Or, la pêche, André connaît : c'est son métier. Et c'est ainsi qu'il se débrouille pour récupérer un vieux bateau de Grandchamp voué à la démolition par l'absurde politique européenne des pêches. Craignant que le nombre des navires sillonnant les zones de notre monde de nantis ne fasse disparaître la ressource, il était décidé, au début des années quatre-vingt-dix, de démolir des flottilles entières. La France a cassé jusqu'à 1 000 bateaux en une année. Or, pendant ce temps-là, le long de rivages moins prospères, des populations entières meurent de faim par manque de bateaux, de filets, d'hameçons. L'injustice est top flagrante. André se mobilise, ce bateau condamné de la côte Normande, il le transporte en Tanzanie, à Dar-es-Salaam. C'est une véritable odyssée que le voyage de ce navire qui porte le nom de Chant des sirènes. plus tard André met le cap sur la Mauritanie. Là-bas, ce sont des enfants des rues qu'il faut sortir du désœuvrement. André fait construire par des jeunes de Douarnenez, un doris pour leurs amis inconnus d'Afrique. En quelques années, certains de ces jeunes Africains deviendront de bons pêcheurs.

André reprend alors la route et met le cap sur Haïti. Ici, c'est une coopérative, forte d'une soixantaine de pêcheurs, que parvient à créer André.

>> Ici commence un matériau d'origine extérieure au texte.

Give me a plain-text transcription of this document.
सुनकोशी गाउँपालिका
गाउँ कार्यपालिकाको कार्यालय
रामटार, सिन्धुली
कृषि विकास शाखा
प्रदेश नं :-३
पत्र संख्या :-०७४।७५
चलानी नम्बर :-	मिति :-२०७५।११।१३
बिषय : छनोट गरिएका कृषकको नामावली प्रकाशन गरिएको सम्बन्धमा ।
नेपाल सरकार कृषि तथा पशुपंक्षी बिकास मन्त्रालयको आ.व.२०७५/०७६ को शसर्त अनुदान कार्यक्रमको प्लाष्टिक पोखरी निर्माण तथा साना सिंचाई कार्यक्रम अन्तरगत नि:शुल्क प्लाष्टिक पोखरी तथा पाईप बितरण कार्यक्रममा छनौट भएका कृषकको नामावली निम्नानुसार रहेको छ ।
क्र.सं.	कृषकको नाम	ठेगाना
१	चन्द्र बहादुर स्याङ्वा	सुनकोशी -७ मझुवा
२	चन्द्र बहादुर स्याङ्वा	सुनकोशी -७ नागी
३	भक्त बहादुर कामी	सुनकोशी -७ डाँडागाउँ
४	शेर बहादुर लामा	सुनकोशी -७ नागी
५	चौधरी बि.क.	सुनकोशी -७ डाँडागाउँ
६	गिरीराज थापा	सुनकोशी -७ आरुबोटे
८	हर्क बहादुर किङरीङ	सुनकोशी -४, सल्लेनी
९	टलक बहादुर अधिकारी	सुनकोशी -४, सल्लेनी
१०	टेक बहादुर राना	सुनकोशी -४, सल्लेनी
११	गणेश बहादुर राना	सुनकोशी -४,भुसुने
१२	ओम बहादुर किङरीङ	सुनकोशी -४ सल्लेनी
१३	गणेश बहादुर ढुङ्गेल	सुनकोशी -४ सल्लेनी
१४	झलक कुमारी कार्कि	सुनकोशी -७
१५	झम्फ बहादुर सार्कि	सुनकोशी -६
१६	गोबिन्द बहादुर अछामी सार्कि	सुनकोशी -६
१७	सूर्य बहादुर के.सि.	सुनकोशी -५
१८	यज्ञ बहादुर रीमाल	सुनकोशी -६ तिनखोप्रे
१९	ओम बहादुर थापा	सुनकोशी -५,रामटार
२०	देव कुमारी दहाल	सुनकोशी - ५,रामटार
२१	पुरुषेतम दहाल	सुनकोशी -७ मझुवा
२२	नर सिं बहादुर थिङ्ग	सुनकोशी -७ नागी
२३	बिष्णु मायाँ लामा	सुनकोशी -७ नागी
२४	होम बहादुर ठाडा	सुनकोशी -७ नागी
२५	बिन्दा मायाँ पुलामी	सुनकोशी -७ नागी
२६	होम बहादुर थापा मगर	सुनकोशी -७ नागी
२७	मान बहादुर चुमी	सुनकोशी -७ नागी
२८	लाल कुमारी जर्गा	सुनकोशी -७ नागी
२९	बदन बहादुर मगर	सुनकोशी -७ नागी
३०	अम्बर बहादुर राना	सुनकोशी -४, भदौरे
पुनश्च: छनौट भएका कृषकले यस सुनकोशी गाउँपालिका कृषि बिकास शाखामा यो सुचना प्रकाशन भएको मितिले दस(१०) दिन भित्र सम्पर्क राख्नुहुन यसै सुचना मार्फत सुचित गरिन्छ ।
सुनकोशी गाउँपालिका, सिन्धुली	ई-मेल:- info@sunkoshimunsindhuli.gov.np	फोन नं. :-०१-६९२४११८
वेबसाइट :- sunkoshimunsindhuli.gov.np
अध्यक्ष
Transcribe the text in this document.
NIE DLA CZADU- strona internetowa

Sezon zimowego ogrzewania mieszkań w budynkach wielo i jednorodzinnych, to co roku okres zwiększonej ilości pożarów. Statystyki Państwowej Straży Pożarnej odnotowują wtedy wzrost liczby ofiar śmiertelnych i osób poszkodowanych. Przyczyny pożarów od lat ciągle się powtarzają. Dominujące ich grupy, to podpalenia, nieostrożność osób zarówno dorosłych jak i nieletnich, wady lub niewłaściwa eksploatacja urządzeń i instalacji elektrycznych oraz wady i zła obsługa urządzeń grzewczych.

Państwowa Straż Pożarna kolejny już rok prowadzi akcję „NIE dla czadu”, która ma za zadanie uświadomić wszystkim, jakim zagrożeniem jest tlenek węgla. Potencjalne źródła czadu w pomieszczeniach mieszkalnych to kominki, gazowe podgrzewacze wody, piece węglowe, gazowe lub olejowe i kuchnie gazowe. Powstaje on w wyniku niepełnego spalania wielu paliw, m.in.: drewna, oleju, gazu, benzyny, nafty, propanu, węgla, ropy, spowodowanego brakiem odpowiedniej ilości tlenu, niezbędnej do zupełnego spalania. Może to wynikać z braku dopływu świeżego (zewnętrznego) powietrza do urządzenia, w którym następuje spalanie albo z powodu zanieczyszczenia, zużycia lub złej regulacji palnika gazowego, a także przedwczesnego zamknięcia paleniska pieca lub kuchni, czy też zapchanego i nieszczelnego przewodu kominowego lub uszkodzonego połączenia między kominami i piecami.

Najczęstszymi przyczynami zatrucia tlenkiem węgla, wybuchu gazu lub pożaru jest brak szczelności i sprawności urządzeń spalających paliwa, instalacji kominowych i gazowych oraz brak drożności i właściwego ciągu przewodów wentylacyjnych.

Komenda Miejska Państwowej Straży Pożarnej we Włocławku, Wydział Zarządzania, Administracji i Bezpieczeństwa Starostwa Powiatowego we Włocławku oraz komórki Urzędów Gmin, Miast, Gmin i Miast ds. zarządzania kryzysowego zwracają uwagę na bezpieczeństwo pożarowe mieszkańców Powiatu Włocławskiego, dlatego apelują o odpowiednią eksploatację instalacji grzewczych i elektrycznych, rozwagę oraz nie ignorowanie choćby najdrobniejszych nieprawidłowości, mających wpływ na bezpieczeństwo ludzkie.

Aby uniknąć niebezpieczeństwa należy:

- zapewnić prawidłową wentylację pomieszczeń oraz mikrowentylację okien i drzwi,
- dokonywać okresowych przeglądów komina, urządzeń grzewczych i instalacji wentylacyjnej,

Ainsi va la vie de cette espèce de père Noël. Dans sa hotte il y a des bateaux et des filets. Avec amour et patience il explique aux populations les plus démunies comment s'en servir. Oh ! Les pêches ne sont pas toujours miraculeuses mais elles suffisent pour que les villages hier abandonnés à la famine puissent subvenir à leurs besoins. Dans les quelques pages qui suivent, André raconte simplement ses confrontations avec les misères du monde. D'où lui vient ce besoin viscéral de venir en aide ? Il ne le sait pas vraiment. Sa vie de marin lui a fait croiser tant de douleurs ! Mais il n'est pas impossible que sa vocation se soit affermie lors d'un certain séjour d'été 1987, au large du delta du Mékong.

Daniel Hillion
Journaliste à Ouest-France et Le Marin



Avant propos

Quand m'est-il venu ce besoin de venir en aide ?
Je ne saurais le dire.
Peut-être ce matin d'avril, lorsque j'ai vu au ras de l'eau des dizaines de têtes émerger d'une embarcation et qu'au-dessus, sur un chiffon blanc étaient peintes grossièrement les trois lettres symboliques : S.O.S.
C'était en mer de Chine en 1987, j'étais de quart, sur la passerelle du Rose Schiaffino affrété par Médecin du Monde pour secourir ceux qu'on a appelés les Boat-People. Combien étaient-ils sur leur canot à la dérive depuis plus d'un mois, est-ce que je sais ? Je ne voyais que des gens aux yeux fiévreux, apeurés, trempés, affamés, à cette limite terrifiante entre un peu de vie et beaucoup de mort.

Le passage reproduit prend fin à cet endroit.